Translated by Amy Patton

According to Peter Sloterdijk, the twentieth century started on a specific day and place — on April 22, 1915, at Ypres in Northern France. That day, for the first time in the history of humanity, the German army used against the Franco-Canadian forces a chlorine gas meant to indiscriminately exterminate the enemy. Until then, the war described by Clausewitz and practiced by Napoleon involved attacking the adversary’s vital function first. Using poison gas jumped a paradigm. It signaled the passage “from classical war to terrorism, ending the old duel between adversaries of comparable grade and birth.” Terrorism revealed what the “essence” of war is in its pure form: whenever international law fails to contain it, hostility turns into a mere technical problem whose only purpose is to annihilate the enemy. Already opening the second millennium into the first, this terror from the air inaugurated “an era in which the main idea wasn't to target the body of enemies, but destroy their environment.” From then on, what would be attacked in wartime as well as in peacetime would be the very conditions necessary for life — the air, climate, atmosphere, and environment in which the human body is wrapped as if in a shell, .
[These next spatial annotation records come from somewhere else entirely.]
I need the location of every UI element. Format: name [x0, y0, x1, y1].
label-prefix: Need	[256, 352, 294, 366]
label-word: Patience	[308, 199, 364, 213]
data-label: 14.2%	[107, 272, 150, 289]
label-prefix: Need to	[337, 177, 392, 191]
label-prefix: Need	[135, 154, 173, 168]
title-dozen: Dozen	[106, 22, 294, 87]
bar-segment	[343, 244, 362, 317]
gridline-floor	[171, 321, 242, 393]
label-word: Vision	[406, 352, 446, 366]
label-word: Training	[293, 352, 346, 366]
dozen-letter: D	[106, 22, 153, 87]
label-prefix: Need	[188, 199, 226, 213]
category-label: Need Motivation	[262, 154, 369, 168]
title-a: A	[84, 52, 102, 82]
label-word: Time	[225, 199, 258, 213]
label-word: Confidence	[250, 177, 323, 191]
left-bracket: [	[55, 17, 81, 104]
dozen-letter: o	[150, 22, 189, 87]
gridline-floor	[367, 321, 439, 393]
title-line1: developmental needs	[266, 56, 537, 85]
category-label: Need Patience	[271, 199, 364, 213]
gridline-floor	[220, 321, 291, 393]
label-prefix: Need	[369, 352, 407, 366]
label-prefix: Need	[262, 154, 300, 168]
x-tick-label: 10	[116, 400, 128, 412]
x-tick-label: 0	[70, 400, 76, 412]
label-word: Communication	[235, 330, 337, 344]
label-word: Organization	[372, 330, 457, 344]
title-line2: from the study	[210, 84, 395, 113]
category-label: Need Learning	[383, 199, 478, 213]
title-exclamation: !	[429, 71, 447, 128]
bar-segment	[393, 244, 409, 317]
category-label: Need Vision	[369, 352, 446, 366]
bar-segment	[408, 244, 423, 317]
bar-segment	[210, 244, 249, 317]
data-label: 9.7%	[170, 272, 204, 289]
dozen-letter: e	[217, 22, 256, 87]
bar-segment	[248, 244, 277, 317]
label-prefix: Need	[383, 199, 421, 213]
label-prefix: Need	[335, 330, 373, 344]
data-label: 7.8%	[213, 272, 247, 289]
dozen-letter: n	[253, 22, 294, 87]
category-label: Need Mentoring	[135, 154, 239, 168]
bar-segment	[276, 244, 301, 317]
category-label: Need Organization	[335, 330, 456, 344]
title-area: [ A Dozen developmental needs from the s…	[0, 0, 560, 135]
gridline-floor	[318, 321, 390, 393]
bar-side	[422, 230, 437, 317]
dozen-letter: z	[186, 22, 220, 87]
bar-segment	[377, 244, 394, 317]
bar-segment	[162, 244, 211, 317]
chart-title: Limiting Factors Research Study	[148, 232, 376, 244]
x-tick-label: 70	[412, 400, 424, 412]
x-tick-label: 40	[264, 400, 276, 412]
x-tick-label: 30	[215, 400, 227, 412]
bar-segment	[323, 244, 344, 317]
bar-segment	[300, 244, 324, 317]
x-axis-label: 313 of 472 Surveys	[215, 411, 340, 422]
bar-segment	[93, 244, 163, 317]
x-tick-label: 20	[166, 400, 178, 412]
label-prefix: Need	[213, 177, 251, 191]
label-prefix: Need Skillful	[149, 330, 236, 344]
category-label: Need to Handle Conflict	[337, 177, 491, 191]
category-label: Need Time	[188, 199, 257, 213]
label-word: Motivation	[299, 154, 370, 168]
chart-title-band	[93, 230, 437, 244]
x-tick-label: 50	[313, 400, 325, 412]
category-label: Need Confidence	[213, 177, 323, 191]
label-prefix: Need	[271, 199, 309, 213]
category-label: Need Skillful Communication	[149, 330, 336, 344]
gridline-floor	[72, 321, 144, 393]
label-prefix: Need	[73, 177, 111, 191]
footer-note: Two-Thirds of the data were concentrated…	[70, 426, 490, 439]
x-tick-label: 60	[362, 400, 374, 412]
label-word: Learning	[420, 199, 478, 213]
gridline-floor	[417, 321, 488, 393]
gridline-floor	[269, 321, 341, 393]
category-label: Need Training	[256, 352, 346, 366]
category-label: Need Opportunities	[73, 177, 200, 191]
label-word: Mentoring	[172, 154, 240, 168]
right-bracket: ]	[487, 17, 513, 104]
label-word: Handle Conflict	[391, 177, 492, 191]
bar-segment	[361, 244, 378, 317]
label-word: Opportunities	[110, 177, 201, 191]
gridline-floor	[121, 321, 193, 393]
The beginning of terror wasn’t an isolated act committed by one side, but a decision made by both adversaries to extend the conflict to an enlarged combat zone in which the “other” becomes a mere object in an environment. This kind of terrorism became the matrix of modern and postmodern war, from WWI toxic gas to the Nazi Zyklon B used in Auschwitz, from the bombing of Dresden to the attack on the World Trade Center. But Sloterdijk doesn’t stop there, but goes on to evoke a cultural counter-offensive: “the offensive of modern aesthetics, from the Surrealists to Dalí, and Malevich to André Breton in their relation to the double emersion of the idea of the environment and of this terror “from the air.”

This book was originally published in German by Suhrkamp Verlag, Frankfurt am Main, in 2002.


Peter Sloterdijk (b. 1947) is one of the best-known and widely-read German intellectuals writing today. His 1983 publication of Critique of Cynical Reason (published in English in 1988) was the best-selling German book of philosophy since WWII. He became president of the State Academy of Design at the Center for Art and Media in Karlsruhe in 2001. He has been co-host of a discussion program, Der Philosophische Quartett (Philosophical Quartet) on German television since 2002.